Actualités municipales - Discours de commémoration du 24 avril 2011
Discours de commémoration du 24 avril 2011
Le dimanche 24 avril 2011 a eu lieu au monument aux morts de Ganges la commémoration de la déportation.
Loin dans l'infini s'étendent
De grands prés marécageux
Pas un seul oiseau ne chante
Sur les arbres secs et creux
Oh ! Terre de détresse
Où nous devons sans cesse
Piocher.
Dans ce camp morne et sauvage
Entouré d'un mur de fer
Il nous semble vivre en cage
Au milieu d'un grand désert.
Bruit des pas et bruit des armes
Sentinelles jours et nuits
Et du sang, des cris, des larmes
La mort pour celui qui fuit.
Mais un jour dans notre vie
Le printemps refleurira
Liberté, Liberté chérie
Je dirai : Tu es à moi.
Oh ! Terre enfin libre
Où nous pourrons revivre
Aimer – Aimer
Ce magnifique texte, c’est le Chant des Marais.
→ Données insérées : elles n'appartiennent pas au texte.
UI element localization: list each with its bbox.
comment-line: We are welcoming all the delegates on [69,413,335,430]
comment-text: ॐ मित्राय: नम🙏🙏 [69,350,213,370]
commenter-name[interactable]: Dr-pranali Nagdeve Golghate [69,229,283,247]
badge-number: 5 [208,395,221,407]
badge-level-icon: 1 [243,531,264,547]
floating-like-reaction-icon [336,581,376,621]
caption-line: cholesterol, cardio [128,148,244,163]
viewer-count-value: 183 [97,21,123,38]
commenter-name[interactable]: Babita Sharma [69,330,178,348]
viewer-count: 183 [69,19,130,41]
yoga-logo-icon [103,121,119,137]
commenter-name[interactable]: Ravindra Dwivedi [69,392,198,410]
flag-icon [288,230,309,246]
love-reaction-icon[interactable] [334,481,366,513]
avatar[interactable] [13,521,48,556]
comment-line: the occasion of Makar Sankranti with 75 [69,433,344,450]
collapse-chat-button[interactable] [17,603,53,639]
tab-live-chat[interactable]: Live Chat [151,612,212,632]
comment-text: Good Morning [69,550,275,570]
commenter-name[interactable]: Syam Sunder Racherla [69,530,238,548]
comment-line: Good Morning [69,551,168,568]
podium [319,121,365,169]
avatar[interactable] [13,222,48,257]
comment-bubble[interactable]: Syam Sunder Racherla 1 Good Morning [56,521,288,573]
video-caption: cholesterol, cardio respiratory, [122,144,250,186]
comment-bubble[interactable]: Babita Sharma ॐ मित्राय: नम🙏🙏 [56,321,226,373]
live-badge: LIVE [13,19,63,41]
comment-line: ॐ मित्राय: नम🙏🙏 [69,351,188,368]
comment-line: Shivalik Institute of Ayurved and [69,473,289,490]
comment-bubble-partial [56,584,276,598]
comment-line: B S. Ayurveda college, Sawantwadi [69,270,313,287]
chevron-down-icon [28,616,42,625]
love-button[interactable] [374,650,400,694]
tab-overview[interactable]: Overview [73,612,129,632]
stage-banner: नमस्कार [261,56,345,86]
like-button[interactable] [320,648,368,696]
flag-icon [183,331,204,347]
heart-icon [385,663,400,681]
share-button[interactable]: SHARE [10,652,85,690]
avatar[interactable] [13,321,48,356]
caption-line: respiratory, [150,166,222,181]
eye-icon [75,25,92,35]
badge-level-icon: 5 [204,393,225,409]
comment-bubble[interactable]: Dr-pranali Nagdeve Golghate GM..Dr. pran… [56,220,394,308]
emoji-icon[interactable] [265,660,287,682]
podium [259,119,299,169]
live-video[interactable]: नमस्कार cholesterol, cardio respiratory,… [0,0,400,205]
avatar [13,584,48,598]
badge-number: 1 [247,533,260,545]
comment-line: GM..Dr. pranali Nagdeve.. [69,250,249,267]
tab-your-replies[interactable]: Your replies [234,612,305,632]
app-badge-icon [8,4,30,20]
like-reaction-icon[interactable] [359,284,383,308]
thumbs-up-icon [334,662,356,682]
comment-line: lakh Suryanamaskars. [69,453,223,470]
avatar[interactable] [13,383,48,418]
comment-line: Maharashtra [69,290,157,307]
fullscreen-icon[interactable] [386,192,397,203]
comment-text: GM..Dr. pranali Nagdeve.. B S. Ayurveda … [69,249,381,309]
Je voulais aujourd’hui vous le lire, car les paroles sont peu audibles sur la musique que nous entendons à chaque cérémonie en souvenir de la déportation.
Le chant des Marais, hymne européen de la déportation, est une œuvre collective créée en juillet-août 1933 dans le camp de concentration nazi de Boergermoor. Il y fut chanté quelques jours plus tard devant près de 1000 détenus, qui en reprirent aussitôt le refrain. Avant même le déclenchement de la guerre, il était connu, parfois sous des variantes différentes, en Europe entière, chanté dans les prisons et camps d'internement de France créés par le régime de Pétain. Il illustre à jamais les premières ténèbres concentrationnaires, la souffrance des "bagnards des marais", leur refus de l'avilissement. Il délivre un message, une exhortation.
Chant de détresse et pourtant de résistance, de dignité et d'espérance, le Chant des Marais est né de la boue dans laquelle la barbarie nazie voulait anéantir des hommes.
Ainsi des hommes dans la détresse infinie ont su exprimer leur douleur pour qu’à jamais on se souvienne.
Ce chant est là aussi pour nous dire que les camps ne naissent pas avec la guerre mais dès la mise en place du régime nazi. Donc dès 1933.
Les premiers déportés furent les opposants au régime, ceux qui ont très vite su que le pire venait d’arriver.
A jamais souvenons-nous.
Vive la paix, vive la liberté, défendons la tolérance contre le racisme et la xénophobie.